The aim of the project Technological
and scientific basis for the linguistic annotation of Old Lithuanian
Corpus was to develop the linguistic and text-technological basis
for the creation of a comprehensive deeply annotated reference corpus
of Old Lithuanian and to test it on the basis of an exemplary corpus
comprising ca. 350 000 Old Lithuanian words. The attempt to start with
a test corpus in a pilot project was driven by the necessity to
establish complex multilayered structures that are needed for a
diachronic corpus, and to apply them gradually.
A basic-XML-structure, which is relevant for a further annotation on the basis of the Toolbox program (SIL) and in the annotation software ELAN (Max Planck Institute for Psycholinguistics in Nijmegen), was set.
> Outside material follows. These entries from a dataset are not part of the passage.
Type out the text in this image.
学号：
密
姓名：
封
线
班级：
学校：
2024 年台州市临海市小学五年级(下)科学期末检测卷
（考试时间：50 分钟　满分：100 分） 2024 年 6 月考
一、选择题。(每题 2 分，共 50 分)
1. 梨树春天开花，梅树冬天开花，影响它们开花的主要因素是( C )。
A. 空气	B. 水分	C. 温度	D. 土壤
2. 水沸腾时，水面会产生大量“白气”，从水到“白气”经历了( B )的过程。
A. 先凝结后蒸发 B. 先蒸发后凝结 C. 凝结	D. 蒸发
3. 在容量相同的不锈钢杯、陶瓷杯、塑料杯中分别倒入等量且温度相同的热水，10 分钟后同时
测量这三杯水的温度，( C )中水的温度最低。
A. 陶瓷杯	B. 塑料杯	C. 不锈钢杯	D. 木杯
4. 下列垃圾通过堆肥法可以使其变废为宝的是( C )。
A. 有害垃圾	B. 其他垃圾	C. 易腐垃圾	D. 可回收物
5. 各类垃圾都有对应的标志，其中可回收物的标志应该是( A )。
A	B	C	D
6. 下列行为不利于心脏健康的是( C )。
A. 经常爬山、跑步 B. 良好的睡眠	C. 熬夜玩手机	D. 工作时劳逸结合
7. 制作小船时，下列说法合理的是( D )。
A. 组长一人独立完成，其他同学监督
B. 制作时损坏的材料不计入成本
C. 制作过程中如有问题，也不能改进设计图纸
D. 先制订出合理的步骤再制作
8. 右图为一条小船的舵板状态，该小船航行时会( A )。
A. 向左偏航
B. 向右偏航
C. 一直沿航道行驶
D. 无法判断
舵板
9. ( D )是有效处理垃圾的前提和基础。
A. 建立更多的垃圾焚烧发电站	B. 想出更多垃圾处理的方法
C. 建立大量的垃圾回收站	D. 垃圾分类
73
A detailed lexical and grammatical (morphosyntactical) annotation was started on (Toolbox). During the annotation process all the semi-automatically prepared data (lists of the word forms, dictionaries of the word forms, the lemmata and the glosses) were corrected and complemented manually. The standards of the Old Lithuanian Corpus were coordinated with the standards of the Old German Corpus, which also comprises the annotation of Latin texts. A program for the alignment of the annotated texts with facsimile reproductions of the original ImAnTo, created at the University of Frankfurt/Main, was successfully applied for the Old Lithuanian texts.